I rock back on my feet a little and pull my head back behind the row as the blood drains from my face. Now I can’t see them. I just hear them.
“Well, I figured I’d find her myself.” Fostino laughs. “Since I know her so well.”
“So that led you out here?” The door slams as the man steps inside the store. “Seems a little odd to travel out here, don’t you think?”
“She took us out here,” replies Fostino. “But I knew all along about this place. So I let her. I was just keeping watch for you, since I figured The Party was on our trail.”

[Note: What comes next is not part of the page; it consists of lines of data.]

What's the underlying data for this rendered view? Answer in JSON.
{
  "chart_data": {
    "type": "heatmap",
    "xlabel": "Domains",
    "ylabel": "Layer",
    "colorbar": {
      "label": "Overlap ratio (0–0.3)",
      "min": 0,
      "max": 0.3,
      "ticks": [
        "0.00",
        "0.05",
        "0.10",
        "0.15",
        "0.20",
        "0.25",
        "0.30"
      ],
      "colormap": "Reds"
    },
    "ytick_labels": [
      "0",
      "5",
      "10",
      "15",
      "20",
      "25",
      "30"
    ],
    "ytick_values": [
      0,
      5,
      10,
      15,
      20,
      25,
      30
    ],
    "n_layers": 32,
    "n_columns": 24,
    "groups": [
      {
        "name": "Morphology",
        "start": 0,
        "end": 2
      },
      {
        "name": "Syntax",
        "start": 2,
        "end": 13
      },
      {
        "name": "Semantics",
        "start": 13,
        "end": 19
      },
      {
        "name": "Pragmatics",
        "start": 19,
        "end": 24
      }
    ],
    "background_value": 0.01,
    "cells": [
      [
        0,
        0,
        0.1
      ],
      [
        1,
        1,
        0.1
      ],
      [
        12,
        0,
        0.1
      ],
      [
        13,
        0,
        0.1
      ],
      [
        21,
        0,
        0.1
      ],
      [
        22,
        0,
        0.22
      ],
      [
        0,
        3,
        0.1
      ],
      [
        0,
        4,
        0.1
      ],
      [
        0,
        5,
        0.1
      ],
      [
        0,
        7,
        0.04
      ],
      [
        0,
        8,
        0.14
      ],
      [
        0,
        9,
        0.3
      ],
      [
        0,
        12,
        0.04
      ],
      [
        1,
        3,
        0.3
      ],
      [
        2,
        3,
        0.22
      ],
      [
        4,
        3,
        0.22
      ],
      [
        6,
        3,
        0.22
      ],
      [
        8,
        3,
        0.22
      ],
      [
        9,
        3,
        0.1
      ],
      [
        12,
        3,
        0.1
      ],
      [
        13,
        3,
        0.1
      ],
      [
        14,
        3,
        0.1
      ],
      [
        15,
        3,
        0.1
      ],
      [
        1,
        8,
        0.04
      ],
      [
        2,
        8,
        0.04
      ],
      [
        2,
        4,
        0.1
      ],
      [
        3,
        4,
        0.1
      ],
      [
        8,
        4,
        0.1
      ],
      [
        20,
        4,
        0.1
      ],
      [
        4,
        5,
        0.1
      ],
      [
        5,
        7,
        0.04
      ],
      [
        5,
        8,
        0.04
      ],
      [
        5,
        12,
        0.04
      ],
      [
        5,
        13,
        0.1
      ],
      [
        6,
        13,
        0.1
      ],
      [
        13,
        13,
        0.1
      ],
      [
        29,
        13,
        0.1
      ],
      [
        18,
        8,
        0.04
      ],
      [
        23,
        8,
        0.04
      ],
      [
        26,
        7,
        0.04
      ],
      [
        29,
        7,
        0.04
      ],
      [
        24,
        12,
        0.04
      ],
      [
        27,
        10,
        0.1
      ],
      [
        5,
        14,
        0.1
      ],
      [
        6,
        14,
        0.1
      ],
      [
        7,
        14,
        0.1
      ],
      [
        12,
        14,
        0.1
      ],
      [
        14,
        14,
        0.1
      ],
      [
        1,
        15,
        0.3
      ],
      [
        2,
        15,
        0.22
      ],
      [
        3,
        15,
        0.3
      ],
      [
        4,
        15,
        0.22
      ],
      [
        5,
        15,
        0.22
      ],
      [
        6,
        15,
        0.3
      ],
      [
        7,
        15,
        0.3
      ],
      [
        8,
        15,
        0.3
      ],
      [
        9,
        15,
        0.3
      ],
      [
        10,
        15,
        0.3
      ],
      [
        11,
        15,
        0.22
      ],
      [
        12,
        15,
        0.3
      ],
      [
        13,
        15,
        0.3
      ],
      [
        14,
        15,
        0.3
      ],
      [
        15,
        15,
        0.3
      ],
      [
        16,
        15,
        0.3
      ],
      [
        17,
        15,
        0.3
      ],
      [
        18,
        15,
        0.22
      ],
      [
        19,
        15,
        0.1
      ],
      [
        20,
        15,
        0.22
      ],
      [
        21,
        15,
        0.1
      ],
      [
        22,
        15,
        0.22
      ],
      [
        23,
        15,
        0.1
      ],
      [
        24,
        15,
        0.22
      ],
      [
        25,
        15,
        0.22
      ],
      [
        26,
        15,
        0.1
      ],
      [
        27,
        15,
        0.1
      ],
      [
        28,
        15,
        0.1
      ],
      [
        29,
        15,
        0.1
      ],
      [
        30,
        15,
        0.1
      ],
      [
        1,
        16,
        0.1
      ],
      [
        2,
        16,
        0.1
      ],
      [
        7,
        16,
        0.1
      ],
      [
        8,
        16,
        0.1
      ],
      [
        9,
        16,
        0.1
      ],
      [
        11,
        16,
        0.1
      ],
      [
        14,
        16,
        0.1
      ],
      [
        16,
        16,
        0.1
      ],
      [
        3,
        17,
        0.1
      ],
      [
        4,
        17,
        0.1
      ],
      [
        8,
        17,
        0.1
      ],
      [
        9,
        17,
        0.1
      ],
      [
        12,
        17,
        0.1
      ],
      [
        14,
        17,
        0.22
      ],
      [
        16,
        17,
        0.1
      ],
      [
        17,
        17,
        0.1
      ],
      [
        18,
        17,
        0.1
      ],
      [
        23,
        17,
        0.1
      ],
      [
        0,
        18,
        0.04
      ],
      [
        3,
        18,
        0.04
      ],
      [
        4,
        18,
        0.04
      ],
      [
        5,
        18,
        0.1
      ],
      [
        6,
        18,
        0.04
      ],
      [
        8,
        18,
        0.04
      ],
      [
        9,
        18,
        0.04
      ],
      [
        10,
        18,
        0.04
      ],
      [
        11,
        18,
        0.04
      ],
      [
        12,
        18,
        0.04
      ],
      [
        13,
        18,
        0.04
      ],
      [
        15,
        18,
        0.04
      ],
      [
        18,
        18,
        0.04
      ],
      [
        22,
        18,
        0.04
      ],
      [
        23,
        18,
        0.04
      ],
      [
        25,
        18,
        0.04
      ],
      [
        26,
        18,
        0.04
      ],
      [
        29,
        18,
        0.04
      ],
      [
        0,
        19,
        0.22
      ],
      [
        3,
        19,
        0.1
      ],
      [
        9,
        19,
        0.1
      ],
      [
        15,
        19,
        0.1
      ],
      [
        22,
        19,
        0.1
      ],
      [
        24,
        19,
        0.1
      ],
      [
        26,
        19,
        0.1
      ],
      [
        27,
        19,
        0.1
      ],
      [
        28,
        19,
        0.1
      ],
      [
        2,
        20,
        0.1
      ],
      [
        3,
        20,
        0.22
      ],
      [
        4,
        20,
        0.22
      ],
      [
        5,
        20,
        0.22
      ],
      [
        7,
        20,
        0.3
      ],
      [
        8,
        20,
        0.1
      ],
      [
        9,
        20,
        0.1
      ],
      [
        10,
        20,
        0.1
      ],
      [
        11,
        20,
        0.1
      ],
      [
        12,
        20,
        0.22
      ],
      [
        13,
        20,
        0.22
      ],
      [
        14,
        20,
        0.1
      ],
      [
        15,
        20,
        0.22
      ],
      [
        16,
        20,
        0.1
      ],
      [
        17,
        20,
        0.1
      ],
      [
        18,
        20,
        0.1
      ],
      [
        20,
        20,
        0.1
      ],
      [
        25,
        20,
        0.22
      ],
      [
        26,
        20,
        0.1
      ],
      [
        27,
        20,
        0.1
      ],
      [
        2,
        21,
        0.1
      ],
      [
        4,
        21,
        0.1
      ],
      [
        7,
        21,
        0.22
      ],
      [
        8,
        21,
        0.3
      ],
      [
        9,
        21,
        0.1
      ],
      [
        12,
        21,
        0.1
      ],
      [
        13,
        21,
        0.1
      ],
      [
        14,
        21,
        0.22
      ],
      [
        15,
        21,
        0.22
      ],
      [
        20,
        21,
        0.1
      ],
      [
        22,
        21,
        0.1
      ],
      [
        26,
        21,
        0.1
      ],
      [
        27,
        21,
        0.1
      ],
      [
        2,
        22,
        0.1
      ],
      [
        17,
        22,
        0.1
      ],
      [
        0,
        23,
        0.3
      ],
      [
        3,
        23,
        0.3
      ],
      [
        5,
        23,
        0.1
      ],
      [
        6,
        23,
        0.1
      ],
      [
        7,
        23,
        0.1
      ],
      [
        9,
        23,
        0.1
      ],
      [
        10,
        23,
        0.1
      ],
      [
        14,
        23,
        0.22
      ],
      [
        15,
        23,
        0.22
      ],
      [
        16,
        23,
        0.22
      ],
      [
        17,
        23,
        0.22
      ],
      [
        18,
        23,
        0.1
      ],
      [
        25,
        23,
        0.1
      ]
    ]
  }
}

I grit my teeth to stop from crying out. My breath already comes out in hot spurts through my nose. Fostino’s not the person I thought he was at all.
Not at all.
The man snorts. “I wasn’t far away when Nelson made the call to us saying you guys had stopped here. Seemed like a good chance to finally get her and bring her in. Twenty million stamps is a lot. God, I can’t wait for that reward.”
“Me either,” says Fostino. “She’s still downstairs.”
“Perfect.” I hear a few more shuffling sounds from the front of the store as someone picks up a few items from one of the shelves. “Remind me to get a few things for the wife before we leave. Nelson’s got a good set up here.”
“He does,” replies Fostino. “Why don’t you lead the way?”
“Of course.” The man takes one step, then another. I squeeze my eyes shut, helpless to figure out what to do next and paralyzed with fear. Dread floods every inch of my body. Within a few more steps, he’ll be right next to me. Before I know it, he’ll see me. There’s no way I’ll escape now. I’m already dead.
That’s when I hear one crisp, smooth gunshot.